# Stratus 4 has a hiss while using the AUX connection



## booger (Nov 1, 2005)

I just had a Stratus 4 installed and I'm using the AUX connection but for some reason, the sound quality is not good at all. It sounds like the Stratus is turned way down and my radio is turned all the way up. It doesn't sound like feedback since this radio is hard wired to power in my car.

My iPod sounded much better than this and I could understand some hiss using a FM transmitter but not the AUX. I didn't expect CD quality sound but this is just disappointing.

I checked the volume on the Status and it's set to max. If I turn my radio way down I don't hear it but I can barely hear the music. Stations like CNN or other talk stations the hiss is more predominant or noticeable. The signal is showing all three bars so I don't think it's my antenna.
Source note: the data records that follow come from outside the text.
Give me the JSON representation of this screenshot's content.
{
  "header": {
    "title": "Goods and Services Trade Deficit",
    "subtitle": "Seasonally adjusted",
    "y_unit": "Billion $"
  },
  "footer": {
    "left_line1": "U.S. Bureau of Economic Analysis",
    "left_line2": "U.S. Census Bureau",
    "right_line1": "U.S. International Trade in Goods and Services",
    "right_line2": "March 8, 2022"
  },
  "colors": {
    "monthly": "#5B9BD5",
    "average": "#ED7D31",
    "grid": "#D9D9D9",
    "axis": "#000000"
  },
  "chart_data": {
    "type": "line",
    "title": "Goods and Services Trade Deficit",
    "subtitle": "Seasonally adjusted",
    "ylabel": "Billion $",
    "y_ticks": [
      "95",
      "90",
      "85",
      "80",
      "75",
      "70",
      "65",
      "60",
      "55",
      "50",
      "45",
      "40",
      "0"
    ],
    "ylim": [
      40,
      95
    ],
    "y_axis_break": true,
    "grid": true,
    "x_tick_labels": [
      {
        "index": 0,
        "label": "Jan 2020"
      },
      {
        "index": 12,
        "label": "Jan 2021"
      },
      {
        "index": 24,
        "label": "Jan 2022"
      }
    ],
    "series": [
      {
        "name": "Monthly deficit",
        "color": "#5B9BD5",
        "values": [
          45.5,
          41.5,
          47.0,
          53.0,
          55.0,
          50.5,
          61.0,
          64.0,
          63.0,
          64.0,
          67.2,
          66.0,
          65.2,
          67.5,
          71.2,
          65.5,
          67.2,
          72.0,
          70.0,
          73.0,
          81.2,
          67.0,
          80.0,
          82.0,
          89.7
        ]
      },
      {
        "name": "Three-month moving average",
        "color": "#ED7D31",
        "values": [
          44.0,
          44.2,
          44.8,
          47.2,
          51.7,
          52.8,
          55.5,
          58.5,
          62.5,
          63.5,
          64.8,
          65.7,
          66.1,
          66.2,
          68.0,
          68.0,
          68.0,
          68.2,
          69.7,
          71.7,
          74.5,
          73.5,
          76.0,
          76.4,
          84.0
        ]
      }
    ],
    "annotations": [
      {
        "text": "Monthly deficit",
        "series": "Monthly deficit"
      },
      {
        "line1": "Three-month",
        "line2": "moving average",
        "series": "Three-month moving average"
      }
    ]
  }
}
Is there something I can buy or check to see what might be causing this? I will try a another line from the dock to my aux connection to see if it's the cable. The installer ran the cables behind the radio and out of sight. I hope it's the cable.

Any ideas?
Thanks!


----------



## Steve Mehs (Mar 21, 2002)

A ground loop isolator should solve your problem.

http://www.radioshack.com/sm-buy-the-ground-loop-isolator-on-http-wwwradioshackcom--pi-2062214.html


----------



## booger (Nov 1, 2005)

Steve Mehs said:


> A ground loop isolator should solve your problem.
> 
> http://www.radioshack.com/sm-buy-the-ground-loop-isolator-on-http-wwwradioshackcom--pi-2062214.html


Thanks Steve for the tip. I'll pick up one on my way home today and let you know.

Thanks again.


----------



## booger (Nov 1, 2005)

Success!! Steve thank you for the tip. I picked up one at my local Radio Shack and it made a huge difference. Got rid of all the background hiss even on the talk radio stations.

Thanks again!


----------



## Steve Mehs (Mar 21, 2002)

You're welcome.  Glad it worked. I had the same problem a few years ago with my XM Roady XT.


----------